As soon as the interim balance is approved, the tax office must provide:
- notarized notification in form P15016;
- interim liquidation balance sheet.
In addition, many Federal Tax Service may additionally require:
- protocol (decision) on approval of the interim liquidation balance sheet;
- documents confirming publication in the Vestnik
.
Briefly about the liquidation procedure
Liquidation of a legal entity is a procedure that should lead to the complete cessation of the activities of a commercial entity. Liquidation should not be confused with merger, reorganization, etc. The legislative procedure is regulated by the Civil Code of our country.

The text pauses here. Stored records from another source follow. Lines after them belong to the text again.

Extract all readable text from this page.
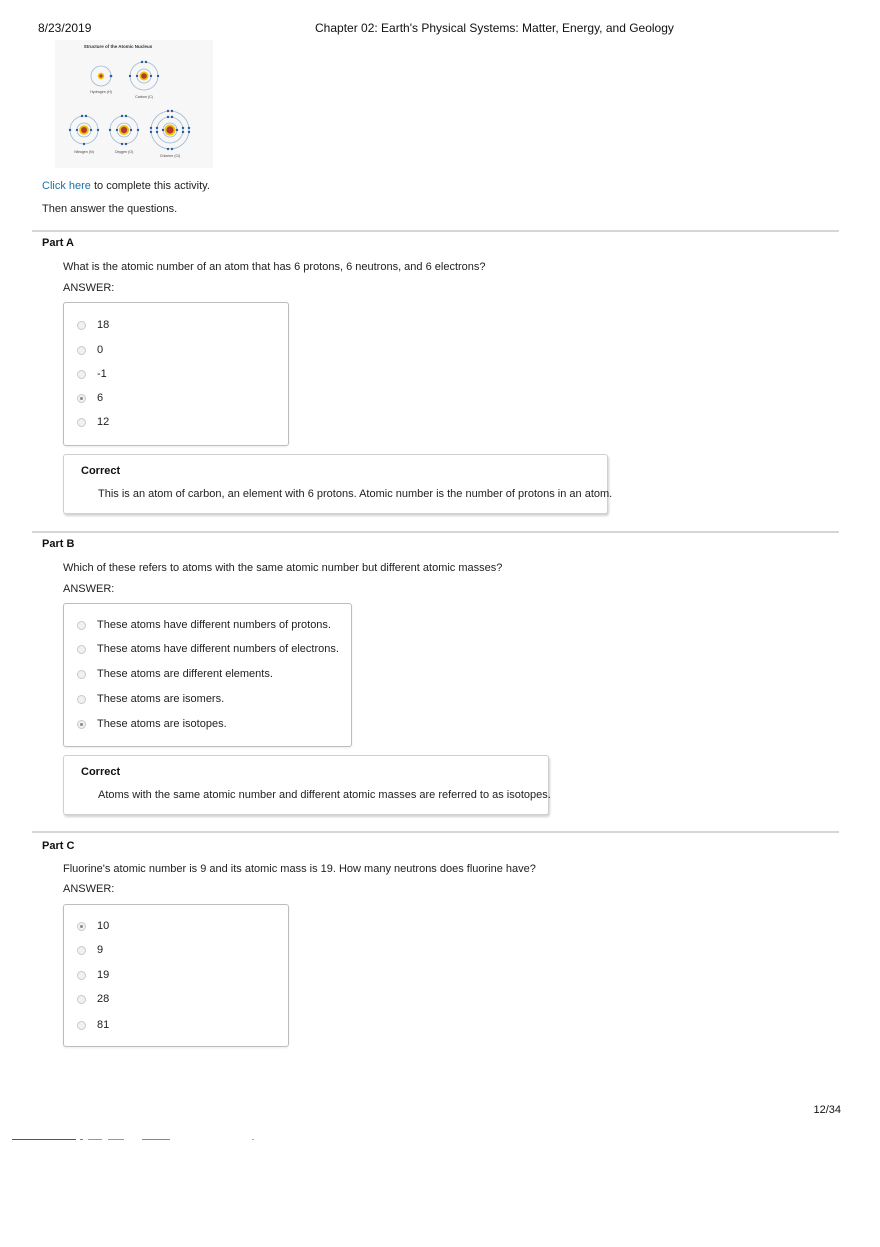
8/23/2019	Chapter 02: Earth's Physical Systems: Matter, Energy, and Geology
Structure of the Atomic Nucleus
Hydrogen (H)
Carbon (C)
Nitrogen (N)	Oxygen (O)
Chlorine (Cl)
Click here to complete this activity.
Then answer the questions.
Part A
What is the atomic number of an atom that has 6 protons, 6 neutrons, and 6 electrons?
ANSWER:
18
0
-1
6
12
Correct
This is an atom of carbon, an element with 6 protons. Atomic number is the number of protons in an atom.
Part B
Which of these refers to atoms with the same atomic number but different atomic masses?
ANSWER:
These atoms have different numbers of protons.
These atoms have different numbers of electrons.
These atoms are different elements.
These atoms are isomers.
These atoms are isotopes.
Correct
Atoms with the same atomic number and different atomic masses are referred to as isotopes.
Part C
Fluorine's atomic number is 9 and its atomic mass is 19. How many neutrons does fluorine have?
ANSWER:
10
9
19
28
81
12/34
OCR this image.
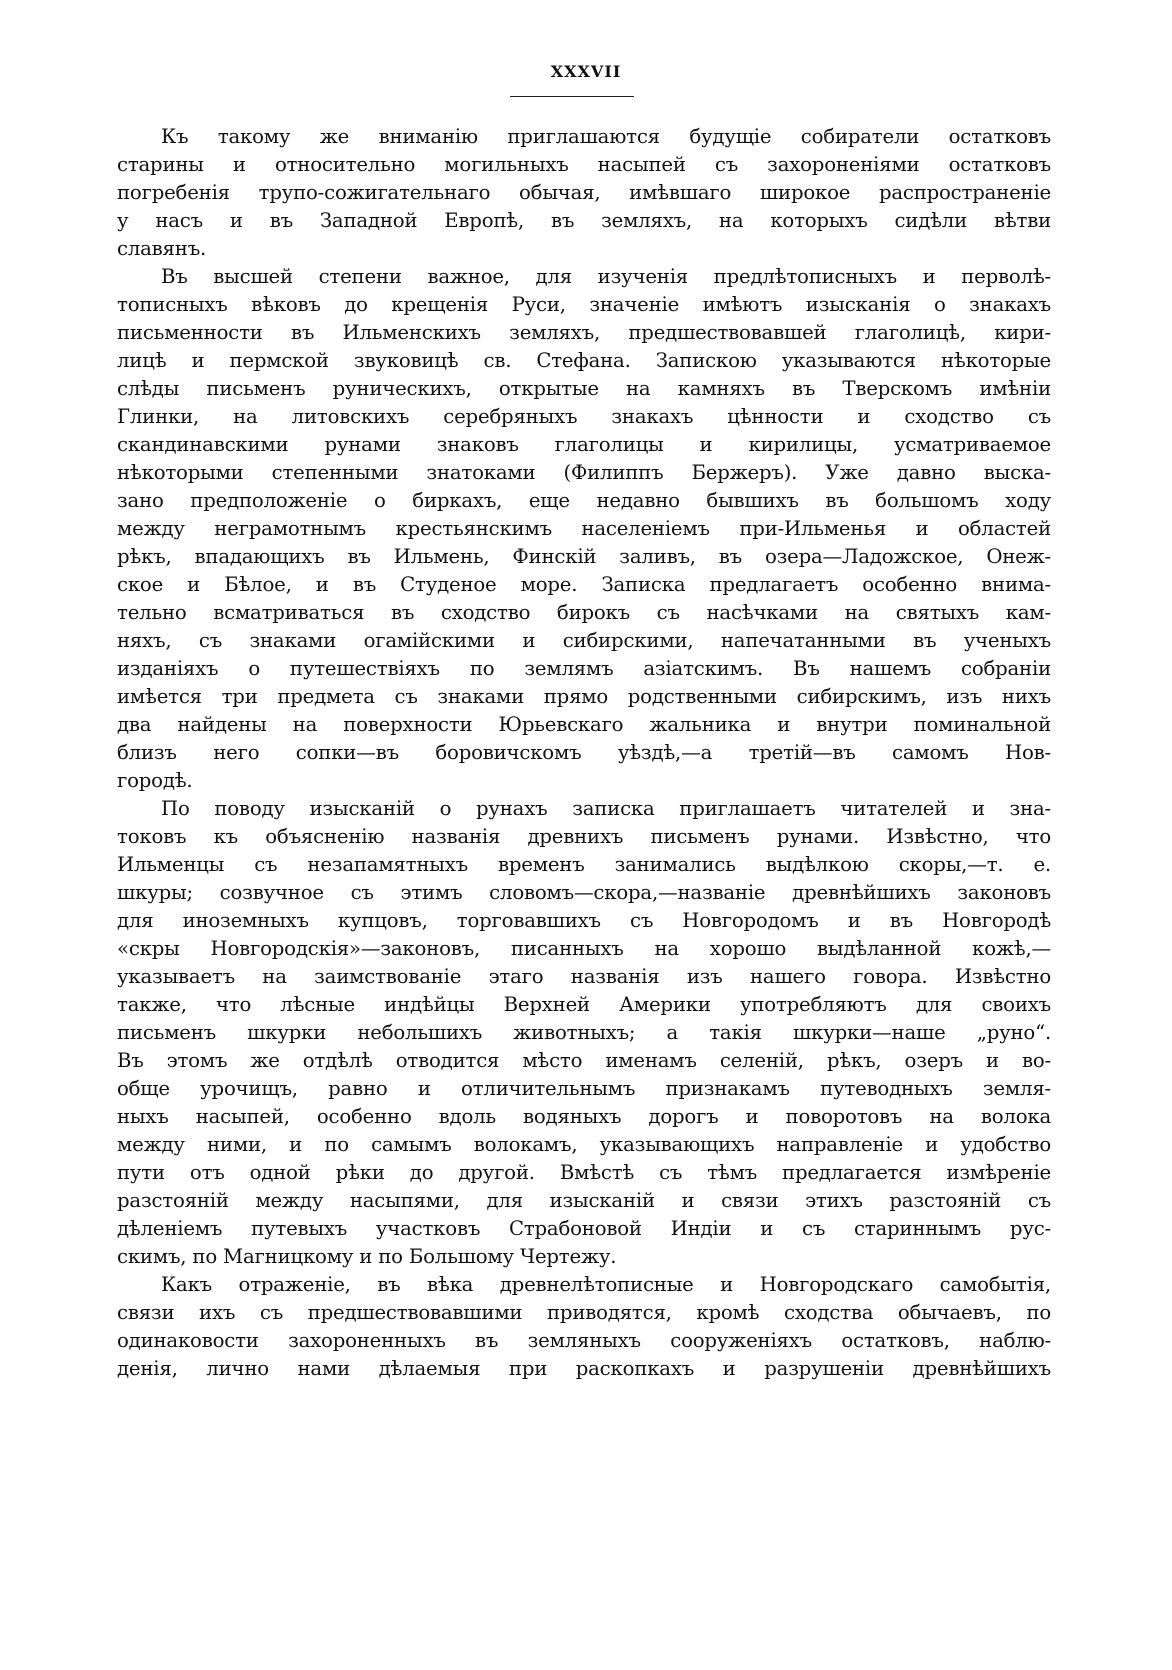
XXXVII
Къ такому же вниманію приглашаются будущіе собиратели остатковъ
старины и относительно могильныхъ насыпей съ захороненіями остатковъ
погребенія трупо-сожигательнаго обычая, имѣвшаго широкое распространеніе
у насъ и въ Западной Европѣ, въ земляхъ, на которыхъ сидѣли вѣтви
славянъ.
Въ высшей степени важное, для изученія предлѣтописныхъ и перволѣ-
тописныхъ вѣковъ до крещенія Руси, значеніе имѣютъ изысканія о знакахъ
письменности въ Ильменскихъ земляхъ, предшествовавшей глаголицѣ, кири-
лицѣ и пермской звуковицѣ св. Стефана. Запискою указываются нѣкоторые
слѣды письменъ руническихъ, открытые на камняхъ въ Тверскомъ имѣніи
Глинки, на литовскихъ серебряныхъ знакахъ цѣнности и сходство съ
скандинавскими рунами знаковъ глаголицы и кирилицы, усматриваемое
нѣкоторыми степенными знатоками (Филиппъ Бержеръ). Уже давно выска-
зано предположеніе о биркахъ, еще недавно бывшихъ въ большомъ ходу
между неграмотнымъ крестьянскимъ населеніемъ при-Ильменья и областей
рѣкъ, впадающихъ въ Ильмень, Финскій заливъ, въ озера—Ладожское, Онеж-
ское и Бѣлое, и въ Студеное море. Записка предлагаетъ особенно внима-
тельно всматриваться въ сходство бирокъ съ насѣчками на святыхъ кам-
няхъ, съ знаками огамійскими и сибирскими, напечатанными въ ученыхъ
изданіяхъ о путешествіяхъ по землямъ азіатскимъ. Въ нашемъ собраніи
имѣется три предмета съ знаками прямо родственными сибирскимъ, изъ нихъ
два найдены на поверхности Юрьевскаго жальника и внутри поминальной
близъ него сопки—въ боровичскомъ уѣздѣ,—а третій—въ самомъ Нов-
городѣ.
По поводу изысканій о рунахъ записка приглашаетъ читателей и зна-
токовъ къ объясненію названія древнихъ письменъ рунами. Извѣстно, что
Ильменцы съ незапамятныхъ временъ занимались выдѣлкою скоры,—т. е.
шкуры; созвучное съ этимъ словомъ—скора,—названіе древнѣйшихъ законовъ
для иноземныхъ купцовъ, торговавшихъ съ Новгородомъ и въ Новгородѣ
«скры Новгородскія»—законовъ, писанныхъ на хорошо выдѣланной кожѣ,—
указываетъ на заимствованіе этаго названія изъ нашего говора. Извѣстно
также, что лѣсные индѣйцы Верхней Америки употребляютъ для своихъ
письменъ шкурки небольшихъ животныхъ; а такія шкурки—наше „руно“.
Въ этомъ же отдѣлѣ отводится мѣсто именамъ селеній, рѣкъ, озеръ и во-
обще урочищъ, равно и отличительнымъ признакамъ путеводныхъ земля-
ныхъ насыпей, особенно вдоль водяныхъ дорогъ и поворотовъ на волока
между ними, и по самымъ волокамъ, указывающихъ направленіе и удобство
пути отъ одной рѣки до другой. Вмѣстѣ съ тѣмъ предлагается измѣреніе
разстояній между насыпями, для изысканій и связи этихъ разстояній съ
дѣленіемъ путевыхъ участковъ Страбоновой Индіи и съ стариннымъ рус-
скимъ, по Магницкому и по Большому Чертежу.
Какъ отраженіе, въ вѣка древнелѣтописные и Новгородскаго самобытія,
связи ихъ съ предшествовавшими приводятся, кромѣ сходства обычаевъ, по
одинаковости захороненныхъ въ земляныхъ сооруженіяхъ остатковъ, наблю-
денія, лично нами дѣлаемыя при раскопкахъ и разрушеніи древнѣйшихъ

In general, the mechanism for liquidating an enterprise can be presented as follows:
- Approval of the decision that the entity needs to be liquidated. Adopted on the basis of the decision of the governing body. This may be the Board of Shareholders, Directors and other management bodies;
- Informing the territorial tax inspectorate that the company is undergoing liquidation proceedings;
- Creation of a functioning liquidation commission;
- Informing the public that the company is going to cease operations. This is done through television or print media;
- Mandatory provision of a complete inventory of both fixed assets and other material assets. An inventory of accounts, reconciliation of mutual settlements, etc. is carried out. Based on the results of the inventory, measures are taken to collect all existing customer receivables;
- An interim liquidation balance sheet is compiled ();
- Whenever possible, settlements with creditors are made. Priority debts are repaid;
- The final liquidation balance sheet is compiled;
- The assets remaining after repayment of all debts and sale are distributed among the co-founders of the enterprise;
- State registration of liquidation of an enterprise.
Based on the presented algorithm of actions, we can conclude that during the entire liquidation, not one, but two, liquidation balance sheet is created: liquidation and final.
The company informs the tax service about all its actions. There is a strictly approved form - form P15001 (). There is nothing difficult in filling out, but if you have any questions, you can.
Next, we’ll talk about what an interim liquidation balance sheet is, what its form is and how to fill it out.
How and who should correct an error in a company’s liquidation balance sheet during reorganization
Last year there was a reorganization (merger). One organization has submitted a liquidation balance sheet, and the other has an interim balance sheet. When preparing the annual balance sheet, it turned out that errors were made in the liquidation balance sheet (balances changed), accordingly, the interim balance sheet also needs to be corrected. Do I need to take the correction in this case, or since I passed it, should I now show all the corrections in the annual?
Since during a merger the activities of the reorganized organization are terminated, the correction of errors made in the liquidation balance sheet must be made by the successor organization (reflected in a document - an accounting certificate). It is advisable for the successor organization to reflect the correction of the error in its annual balance sheet (accounting entry as of December 31) before its approval.